Conocimos Bogotá ese martes soleado después de que un funcionario de algún programa de la alcaldía viniera a las veredas del sur oriente buscando quiénes querían reunirse con el alcalde, tomarse fotos con él y participar de un recorrido por las principales atracciones de la ciudad. Según dijo, lo recuerdo perfectamente, se trataba de una política impulsada por la alcaldía que buscaba integrar a la ciudad urbana con la ciudad rural, con las veredas del sur y del sur oriente que también hacían parte de la gran ciudad.
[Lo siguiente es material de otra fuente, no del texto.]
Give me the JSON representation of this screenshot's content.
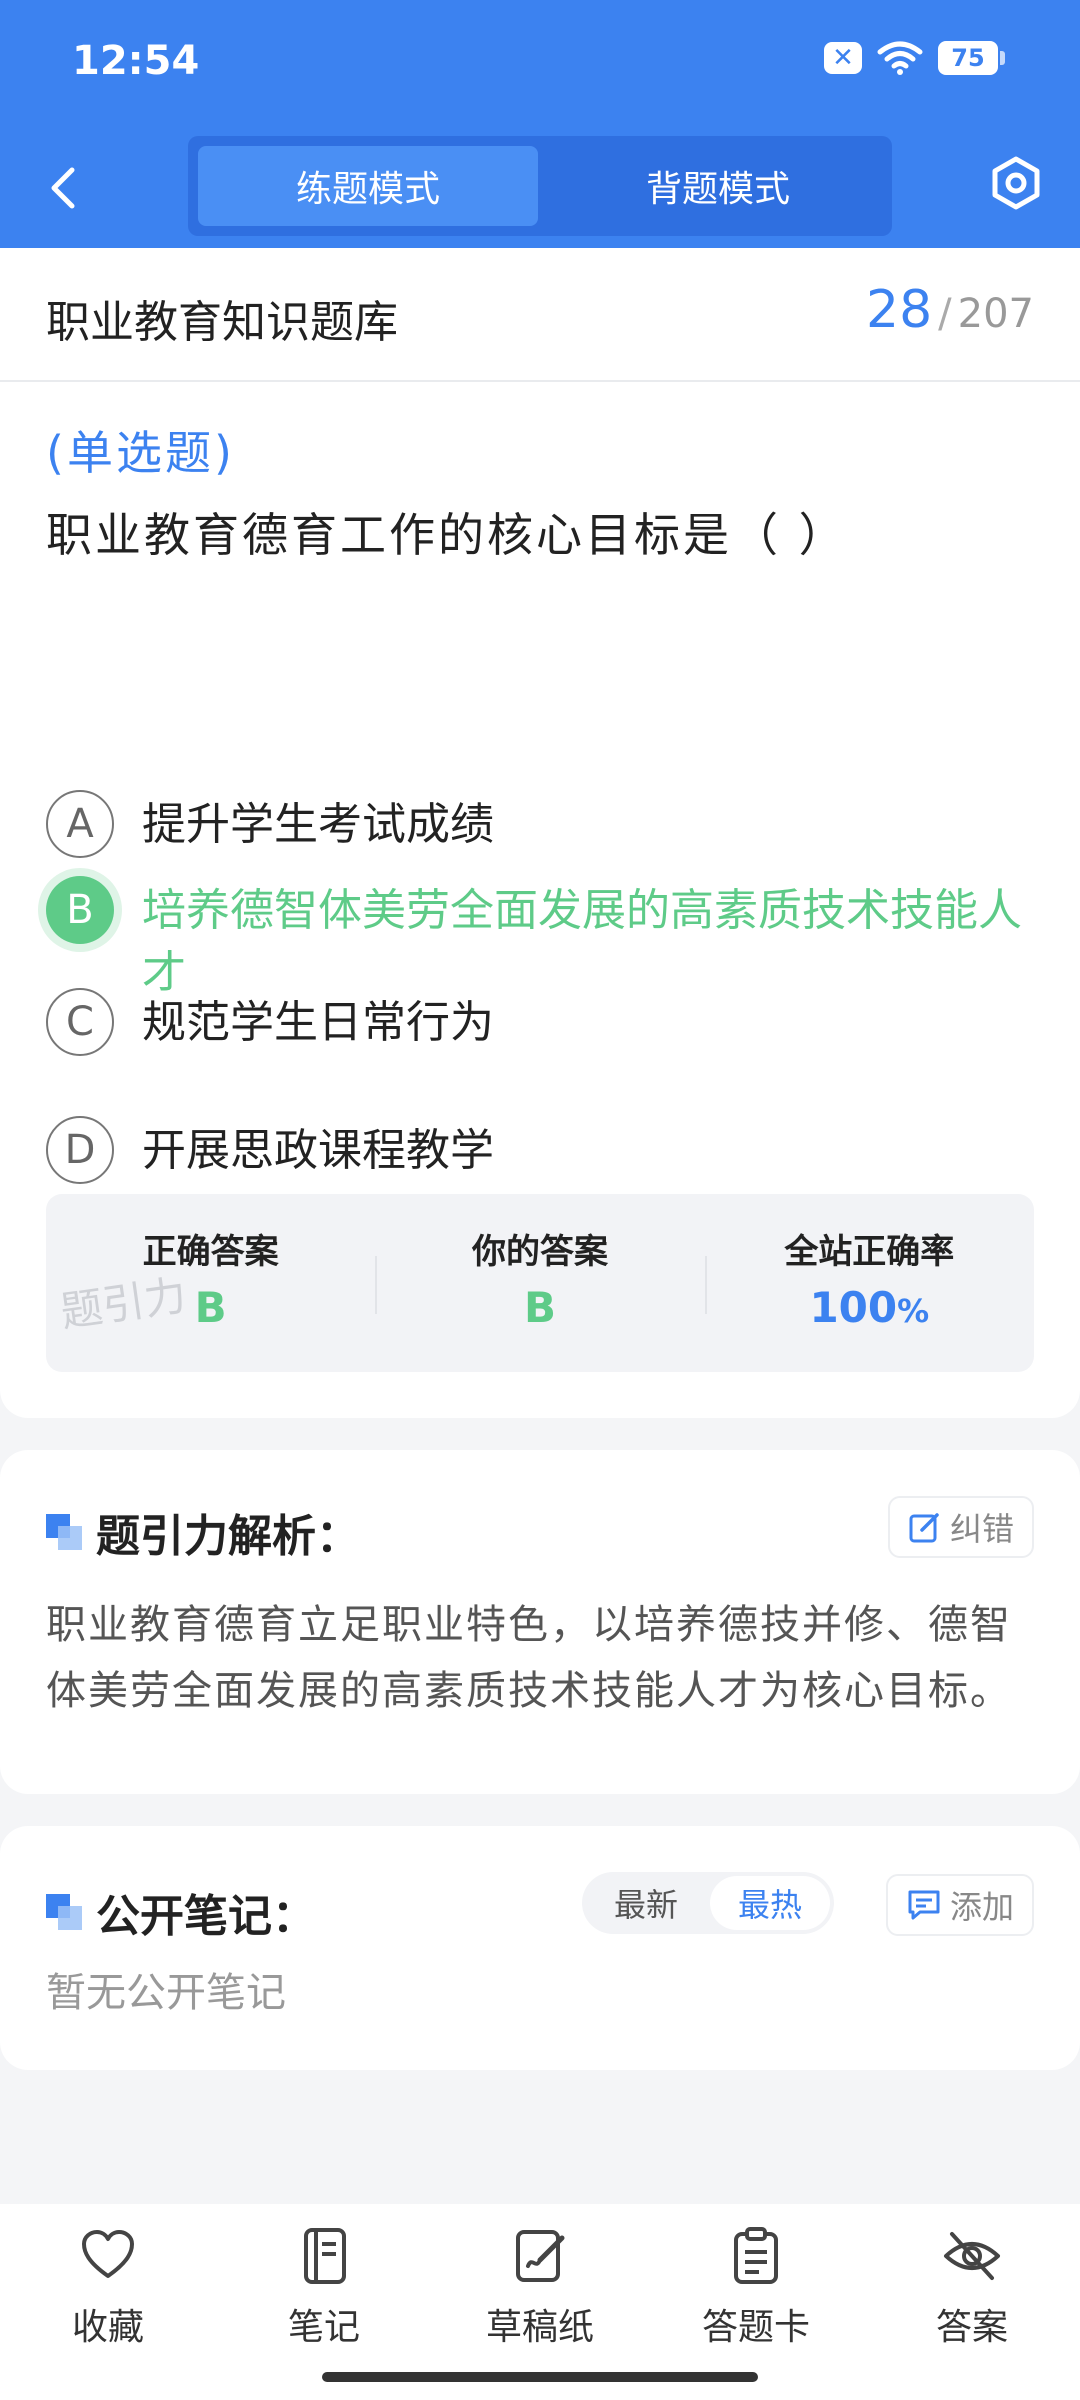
{
  "status_bar": {
    "time": "12:54",
    "battery": "75"
  },
  "header": {
    "tabs": [
      {
        "label": "练题模式",
        "active": true
      },
      {
        "label": "背题模式",
        "active": false
      }
    ]
  },
  "title_bar": {
    "bank_name": "职业教育知识题库",
    "current": "28",
    "total": "207"
  },
  "question": {
    "type": "(单选题)",
    "text": "职业教育德育工作的核心目标是（    ）",
    "options": [
      {
        "letter": "A",
        "text": "提升学生考试成绩"
      },
      {
        "letter": "B",
        "text": "培养德智体美劳全面发展的高素质技术技能人才"
      },
      {
        "letter": "C",
        "text": "规范学生日常行为"
      },
      {
        "letter": "D",
        "text": "开展思政课程教学"
      }
    ],
    "correct_option": "B"
  },
  "stats": {
    "correct_label": "正确答案",
    "correct_value": "B",
    "yours_label": "你的答案",
    "yours_value": "B",
    "rate_label": "全站正确率",
    "rate_value": "100",
    "rate_unit": "%"
  },
  "watermark": "题引力",
  "analysis": {
    "title": "题引力解析：",
    "correct_button": "纠错",
    "text": "职业教育德育立足职业特色，以培养德技并修、德智体美劳全面发展的高素质技术技能人才为核心目标。"
  },
  "notes": {
    "title": "公开笔记：",
    "sort": {
      "latest": "最新",
      "hot": "最热",
      "selected": "最热"
    },
    "add_button": "添加",
    "empty_text": "暂无公开笔记"
  },
  "bottom_nav": [
    {
      "label": "收藏",
      "icon": "heart-icon"
    },
    {
      "label": "笔记",
      "icon": "notebook-icon"
    },
    {
      "label": "草稿纸",
      "icon": "draft-icon"
    },
    {
      "label": "答题卡",
      "icon": "answer-sheet-icon"
    },
    {
      "label": "答案",
      "icon": "eye-off-icon"
    }
  ],
  "colors": {
    "primary": "#3c82f0",
    "correct": "#5ecb88",
    "background": "#f4f5f7"
  }
}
Yo nunca había sentido que pertenecía a algo como la ciudad, y jamás hubiera creído que nosotros también conformábamos aquella gran ciudad. Y por eso presté poca atención a los detalles, excepto por la parte que más me interesó: le imploré, casi lloré a Margarita para que nos apuntáramos, para que fuéramos y conociéramos por fin la ciudad, ese lienzo inmenso que aún hoy, todas las tardes, desde mi montaña veo. Gigante como siempre, gris como siempre; lleno de humo desde el día en que se tragó, para siempre, a mi Margarita querida.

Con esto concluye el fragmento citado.